I due, romani, poco più di trent’anni, ci provarono a far credere che non sapevano che quella pala d’altare del XIV secolo che avevano nel portabagagli della Fiat “Millettré” valeva oltre trecento milioni di lire. Lire di allora, gennaio 1965. La pala era stata rubata nella chiesa parrocchiale di Cesi il 21 novembre 1964, mentre gli esperti d’arte erano impegnati nella disputa se essa fosse da attribuire a Pietro Cavallini, importante esponente della scuola pittorica romana del periodo tra XIII e XIV secolo, o ad un ignoto artista umbro.
I due romani, furono bloccati il giorno dopo la Befana, a Tor Lupara. Erano sospettati di far parte di una banda che esportava opere d’arte trafugate. Li intercettarono i carabinieri che operavano per conto della commissione speciale che il governo italiano aveva costituito, per recuperare opere d’arte portate all’estero durante la guerra. A capo della commissione c’era Rodolfo Siviero, storico dell’arte, ma pure ex agente segreto e partigiano.
I due romani avevano offerto in vendita – riferirono – quell’opera d’arte ad un industriale lombardo molto noto all’epoca, se non altro per essere l’ex marito di Maria Callas: Giovambattista Meneghini. Il commendatore – aggiunsero–_ aveva già comprato da loro un quadro del 1300 per la sua villa di Sirmione. Era in parola anche per la pala, che raffigura la Madonna in trono col Bambino in braccio, circondata dagli Apostoli.
Gli uomini di Siviero ebbero la possibilità di recuperare, così, non una ma due opere d’arte rubate. Meneghini consegnò il dipinto del 1300, già in suo possesso, tre minuti dopo che i carabinieri avevano bussato alla porta della villa.
Le opere furono portate in un luogo sicuro di Roma per essere esaminate dagli esperti. A Cesi, sentenziarono questi, un’opera così preziosa non poteva tornare: non c’erano le condizioni di sicurezza. La Pala avrebbe preso un’altra strada.
Non avevano fatto i conti con gli abitanti di Cesi e col loro attaccamento a quell’immagine sacra. I parrocchiani protestarono, rivendicando quel dipinto che aveva accompagnato tante generazioni e che era parte della storia della loro comunità.

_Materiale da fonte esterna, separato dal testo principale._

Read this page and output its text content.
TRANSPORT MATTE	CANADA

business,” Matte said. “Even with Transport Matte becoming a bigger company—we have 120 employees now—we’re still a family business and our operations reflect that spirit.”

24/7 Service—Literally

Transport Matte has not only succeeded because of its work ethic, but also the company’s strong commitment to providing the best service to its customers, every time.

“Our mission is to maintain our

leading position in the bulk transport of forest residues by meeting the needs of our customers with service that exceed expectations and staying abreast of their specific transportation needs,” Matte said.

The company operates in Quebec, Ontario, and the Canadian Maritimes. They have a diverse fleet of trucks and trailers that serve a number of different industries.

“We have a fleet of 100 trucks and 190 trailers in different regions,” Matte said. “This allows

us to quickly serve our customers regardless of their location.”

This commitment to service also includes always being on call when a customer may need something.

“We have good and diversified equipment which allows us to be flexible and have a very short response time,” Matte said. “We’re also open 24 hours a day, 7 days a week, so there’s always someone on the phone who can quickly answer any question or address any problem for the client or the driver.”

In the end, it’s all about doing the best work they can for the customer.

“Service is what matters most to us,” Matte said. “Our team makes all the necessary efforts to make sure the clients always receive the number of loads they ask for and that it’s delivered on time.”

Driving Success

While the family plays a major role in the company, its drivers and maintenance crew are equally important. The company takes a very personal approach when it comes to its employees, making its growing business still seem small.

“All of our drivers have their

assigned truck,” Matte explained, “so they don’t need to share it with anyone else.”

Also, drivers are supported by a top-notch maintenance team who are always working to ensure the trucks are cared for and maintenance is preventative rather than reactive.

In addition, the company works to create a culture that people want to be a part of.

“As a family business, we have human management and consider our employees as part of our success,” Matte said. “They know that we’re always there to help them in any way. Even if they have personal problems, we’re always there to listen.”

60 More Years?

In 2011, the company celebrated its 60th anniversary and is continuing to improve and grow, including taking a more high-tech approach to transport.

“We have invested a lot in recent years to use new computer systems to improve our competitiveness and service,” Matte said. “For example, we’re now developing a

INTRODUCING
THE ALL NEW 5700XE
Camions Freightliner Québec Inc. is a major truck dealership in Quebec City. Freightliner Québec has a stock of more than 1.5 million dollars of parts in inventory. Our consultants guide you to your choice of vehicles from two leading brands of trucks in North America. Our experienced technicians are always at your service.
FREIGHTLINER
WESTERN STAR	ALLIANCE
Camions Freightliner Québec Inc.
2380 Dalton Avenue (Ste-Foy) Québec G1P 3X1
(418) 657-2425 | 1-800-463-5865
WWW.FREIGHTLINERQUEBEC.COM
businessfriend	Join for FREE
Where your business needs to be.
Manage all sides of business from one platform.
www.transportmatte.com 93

Lotta subito dura. Non fossero bastati gli esperti, ci si mise pure il Comune di Terni a piantar grane. «Quell’opera è la nostra» disse il Comune, basta seguire la regola di bazzica: dal 1870 al 1927 quel dipinto stava nel Municipio di Cesi. Nel 1927 il Comune di Cesi fu assorbito da quello di Terni. Scese in campo anche L’Unità, che, grazie a testimonianze, sostenne che all’epoca la pala era rimasta a Cesi solo perché “il parroco del tempo, certo don Celestino, facendo leva sul giustificato attaccamento della gente a questa opera, ottenne che la tela (sic!) fosse addossata all’altare della chiesa di Santa Maria”. E’ ovvio, continuava l’Unità, che lì non poteva stare per motivi di sicurezza, ma che era giusto nemmeno che andasse a finire negli scantinati dei musei Vaticani. Ergo, va consegnata alla Pinacoteca di Terni.
La battaglia si faceva cruenta. Non metti l’avvocato a questo punto? Il parroco incaricò Nicola Molè, del foro di Terni, cresciuto in parrocchia a Cesi, il quale vinse la causa. L’opera tornò nella parrocchiale del paese, con l’impegno di realizzare una struttura di sicurezza adeguata che ancora funziona.
PS. Per la cronaca, gli esperti hanno risolto il busillis sull’autore: è un pittore umbro, anonimo. Così l’hanno chiamato “Maestro di Cesi”. E buonanotte.